All three broadcast networks reported allegations of abuse by Catholic priests during their nightly news programs on March 25. But none of them provided an objective report.
ABC, CBS and NBC ran a combined total of 13 sound bites from victims and victim advocates, who claimed the Catholic Church, and Pope Benedict XVI in particular, covered up sexual abuse by Father Lawrence Murphy.
They alleged that Murphy abused 200 boys at a school for the deaf in Milwaukee, WI, throughout the 1950s, 60s and 70s. Only NBC's report included a defender of the church: George Weigel of the Ethics and Public Policy Center.
But there were plenty of accusations in the three reports:
"The pope is involved in an international worldwide conspiracy to avoid scandal to protect themselves, their reputation at the peril of the children," Jeff Anderson, an attorney representing the victims, claimed on ABC's "World News with Diane Sawyer."

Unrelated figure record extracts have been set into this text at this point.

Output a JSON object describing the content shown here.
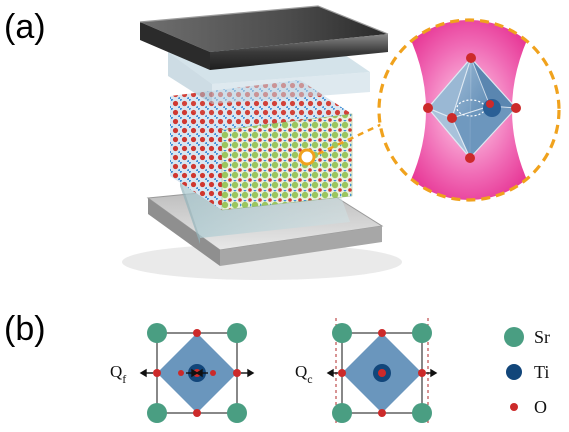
{
  "panels": {
    "a": {
      "label": "(a)"
    },
    "b": {
      "label": "(b)"
    }
  },
  "modes": [
    {
      "symbol": "Q",
      "subscript": "f"
    },
    {
      "symbol": "Q",
      "subscript": "c"
    }
  ],
  "legend": [
    {
      "label": "Sr",
      "color": "#4a9e82",
      "marker": "large-circle"
    },
    {
      "label": "Ti",
      "color": "#12467a",
      "marker": "medium-circle"
    },
    {
      "label": "O",
      "color": "#cc2a2a",
      "marker": "small-circle"
    }
  ],
  "colors": {
    "octahedron": "#6a96bd",
    "cavity_glow": "#ec3d9c",
    "zoom_ring": "#f0a21d",
    "mirror": "#5d5d5d",
    "crystal_green": "#9ac65d",
    "crystal_red": "#d0372f",
    "crystal_blue": "#3e8ed6"
  }
}
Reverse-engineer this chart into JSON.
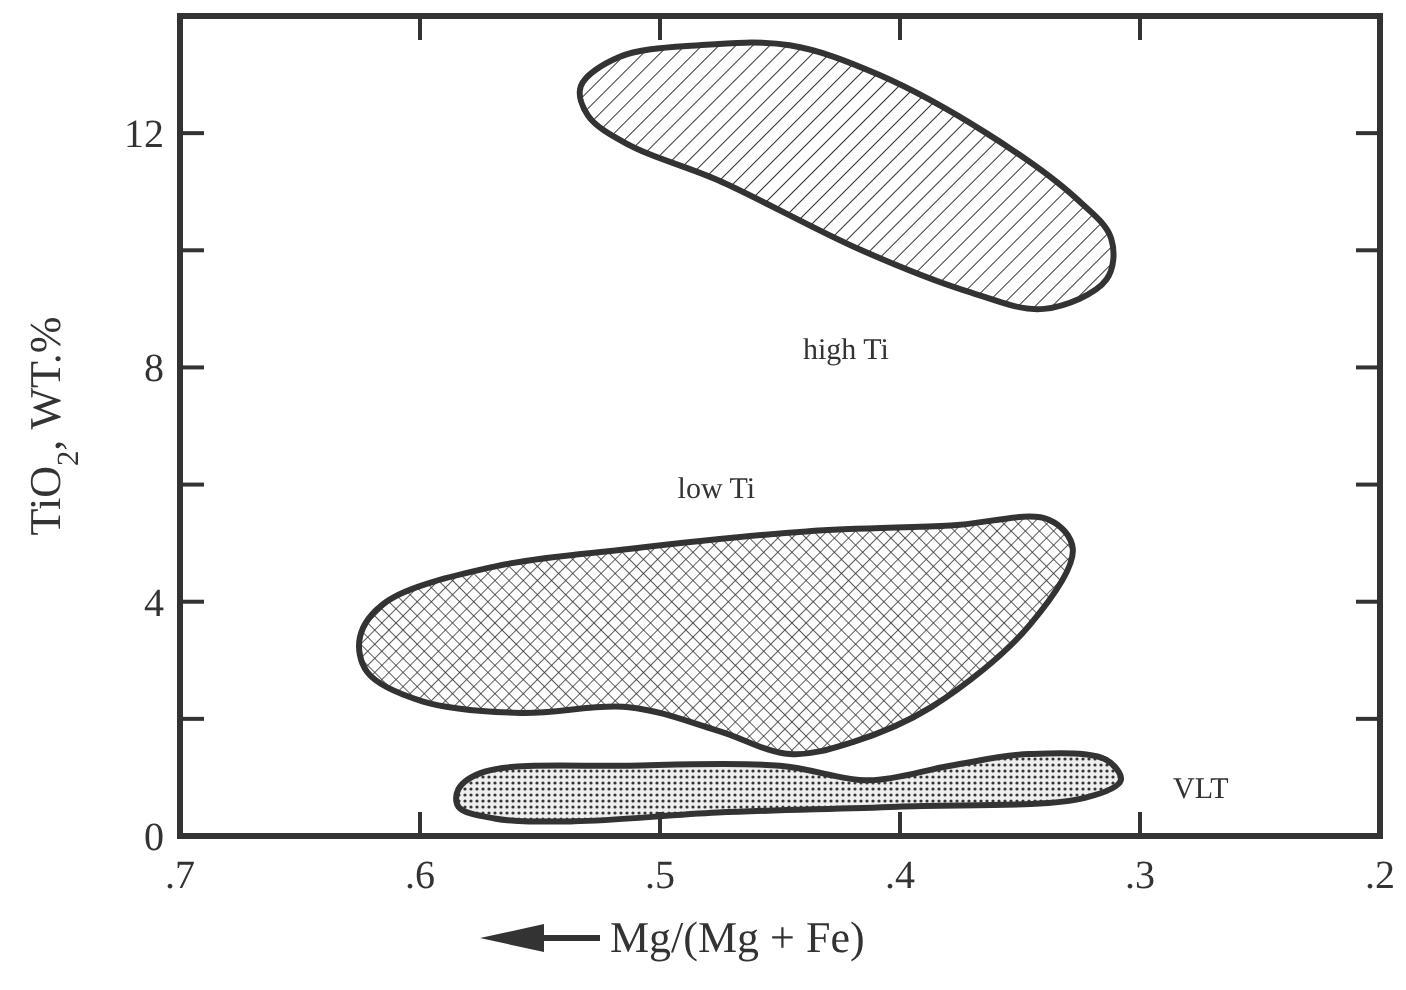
{
  "chart_data": {
    "type": "area",
    "xlabel": "Mg/(Mg + Fe)",
    "ylabel": "TiO$_{2}$, WT.%",
    "xlim": [
      0.7,
      0.2
    ],
    "xticks": [
      {
        "value": 0.7,
        "label": ".7"
      },
      {
        "value": 0.6,
        "label": ".6"
      },
      {
        "value": 0.5,
        "label": ".5"
      },
      {
        "value": 0.4,
        "label": ".4"
      },
      {
        "value": 0.3,
        "label": ".3"
      },
      {
        "value": 0.2,
        "label": ".2"
      }
    ],
    "ylim": [
      0,
      14
    ],
    "yticks": [
      0,
      {
        "value": 2,
        "label": null
      },
      4,
      {
        "value": 6,
        "label": null
      },
      8,
      {
        "value": 10,
        "label": null
      },
      12
    ],
    "grid": false,
    "marker": "none",
    "series": [
      {
        "name": "high Ti",
        "color": "#333333",
        "x": [
          0.533,
          0.517,
          0.484,
          0.446,
          0.409,
          0.364,
          0.327,
          0.312,
          0.314,
          0.34,
          0.372,
          0.416,
          0.476,
          0.513,
          0.53
        ],
        "values": [
          12.8,
          13.3,
          13.5,
          13.5,
          13.0,
          12.0,
          10.9,
          10.2,
          9.5,
          9.0,
          9.3,
          10.0,
          11.2,
          11.8,
          12.3
        ]
      },
      {
        "name": "low Ti",
        "color": "#333333",
        "x": [
          0.625,
          0.614,
          0.569,
          0.513,
          0.439,
          0.379,
          0.338,
          0.328,
          0.346,
          0.387,
          0.42,
          0.446,
          0.476,
          0.513,
          0.558,
          0.599,
          0.622
        ],
        "values": [
          3.4,
          4.0,
          4.6,
          4.9,
          5.2,
          5.3,
          5.4,
          4.9,
          3.6,
          2.2,
          1.6,
          1.4,
          1.8,
          2.2,
          2.1,
          2.3,
          2.8
        ]
      },
      {
        "name": "VLT",
        "color": "#333333",
        "x": [
          0.584,
          0.573,
          0.513,
          0.45,
          0.413,
          0.379,
          0.346,
          0.314,
          0.308,
          0.323,
          0.401,
          0.476,
          0.536,
          0.569,
          0.584
        ],
        "values": [
          0.8,
          1.1,
          1.2,
          1.2,
          0.95,
          1.2,
          1.4,
          1.3,
          0.95,
          0.65,
          0.5,
          0.4,
          0.25,
          0.3,
          0.5
        ]
      }
    ]
  }
}
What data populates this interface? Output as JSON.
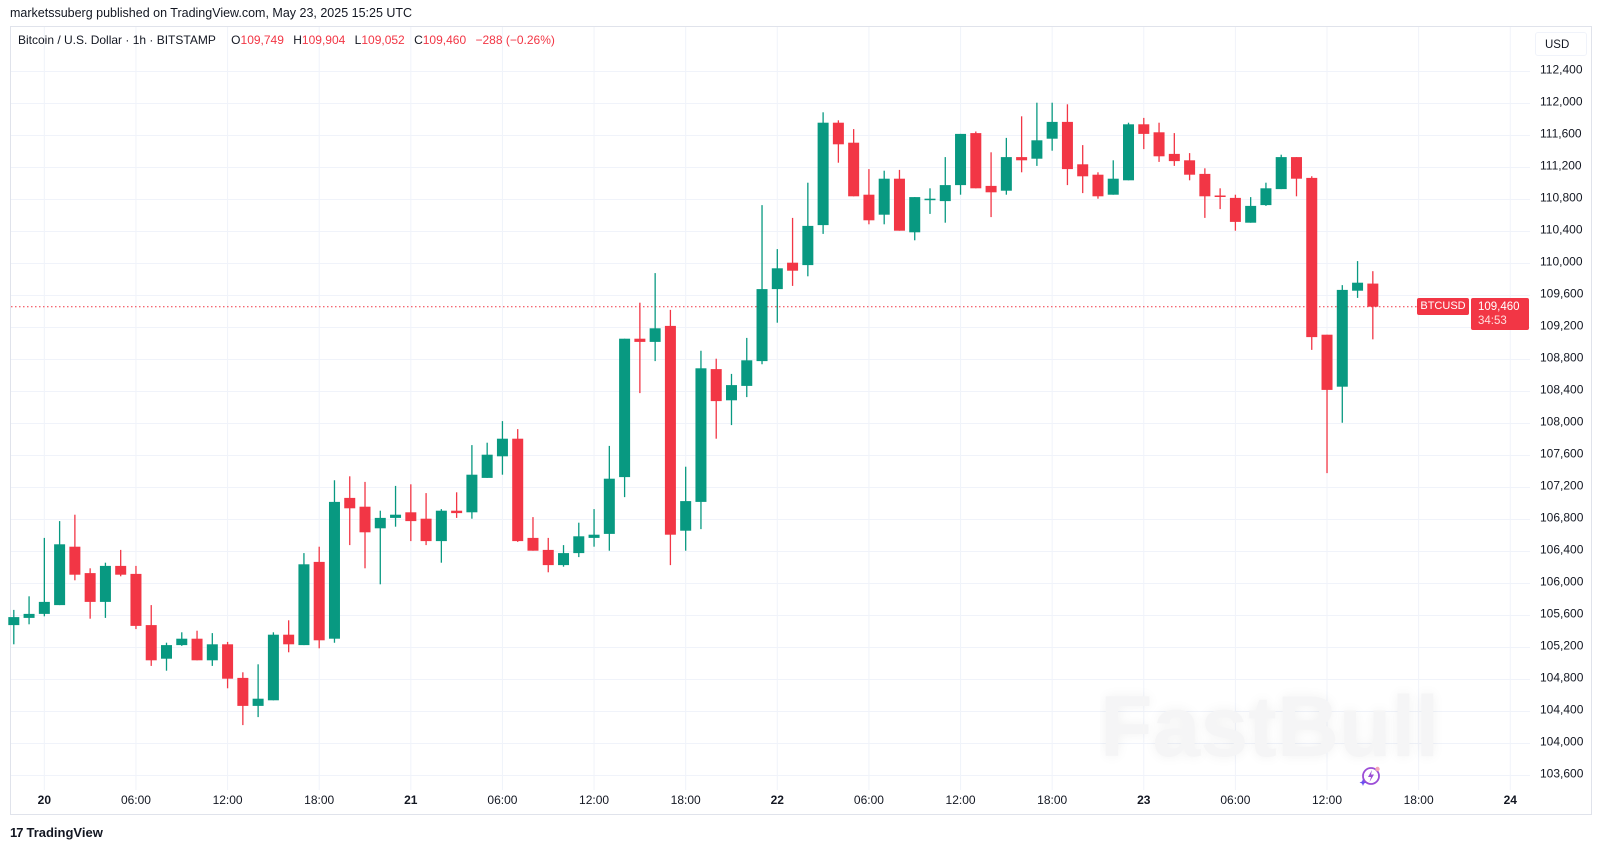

"The pope knew about this. He was the one who handled the sex abuse cases," Gigi Budzinski, told CBS "Evening News" on behalf of her deaf father who was allegedly abused by Murphy. "So I think he should be accountable because he did nothing."
"His innocence was stolen from him," Budzinski told NBC's "Nightly News."
All three newscasts also mentioned the efforts of former Milwaukee Archbishop Rembert Weakland to bring the abuse to the attention of then-Cardinal Joseph Ratzinger, now Pope Benedict, but none mentioned that Weakland broke with church doctrine when he engaged in a homosexual relationship or that he himself had been accused of sexual abuse.
A 2009 Washington Post review of Weakland's book labeled him a "progressive Catholic" and detailed how in 2002, "while the clergy sexual abuse scandal was at its height," the Archdiocese of Milwaukee paid $450,000 to Paul Marcoux, a man who accused the Archbishop of sexually abusing him.
"It may seem strange, but I felt a new freedom, a sense of being liberated for the first time," Weakland wrote about his sexual orientation in his book, "A Pilgrim in a Pilgrim Church: Memoirs of a Catholic Archbishop." "It had become public knowledge that my orientation was homosexual. There was nothing more to hide; no one could anything more to me. I was free."
Those bits of Weakland's history were ignored by ABC, CBS and NBC, as all three held him up as a lone crusader against the Vatican.
"At first, aides to the future pope allowed officials in Milwaukee to hold a secret church trial for Father Murphy," ABC's Dan Harris reported. "But after Father Murphy sent this personal appeal, telling the future pope he was in poor health and had repented of any of his transgressions, the trial was shut down. The former Archbishop of Milwaukee disagreed with the move as he recounted in this dispositions."
ABC then played a clip of Weakland saying, "Which I pleaded that even though he was retired, and in ill health, that he be reduced to the lay state. To bring some kind of closure to this in our deaf community. And instead, it dragged and he died about six months later."
NBC's Stephanie Gosk, quoted a letter Weakland wrote to a deputy of Ratzinger's in her "Nightly News" report. Weakland's letter read in part: "True scandal in the near future seems very possible."
CBS's Mark Phillips also reported that a letter from Weakland to Ratzinger "asked whether the offending priest should be brought before a church court." Phillips continued, "‘This offense is under your jurisdiction,' it said, ‘so I seek your counsel.'"
Gosk's report was the only one to offer a rebuttal from the Vatican and a defense of the church: "The Vatican newspaper says it is a clear and despicable attempt to strike out at this pope at any cost."
The Ethics and Public Policy Center's George Weigel, labeled a "Vatican expert," told NBC, "These documents and the German case will incriminate the pope, quote-unquote, only if people believe that the Catholic Church is a criminal conspiracy of sexual abusers. No reasonable person believes that."
While Vatican officials may not be quick to jump on television in their own defense, there are plenty of other Catholic groups that would gladly defend the church. The Catholic League has issued nine press releases within the past 12 days about the media coverage of the abuse allegations. Surely, they or someone they could suggest would have been available to the networks for an interview.
The tilted coverage was not just the province of the evening news programs. CBS's "Early Show" has also recently smeared the Catholic Church. CNN hosted a three-person panel with Christians who advocated for liberal reforms in the Church and failed to include any defenders of its tradtions.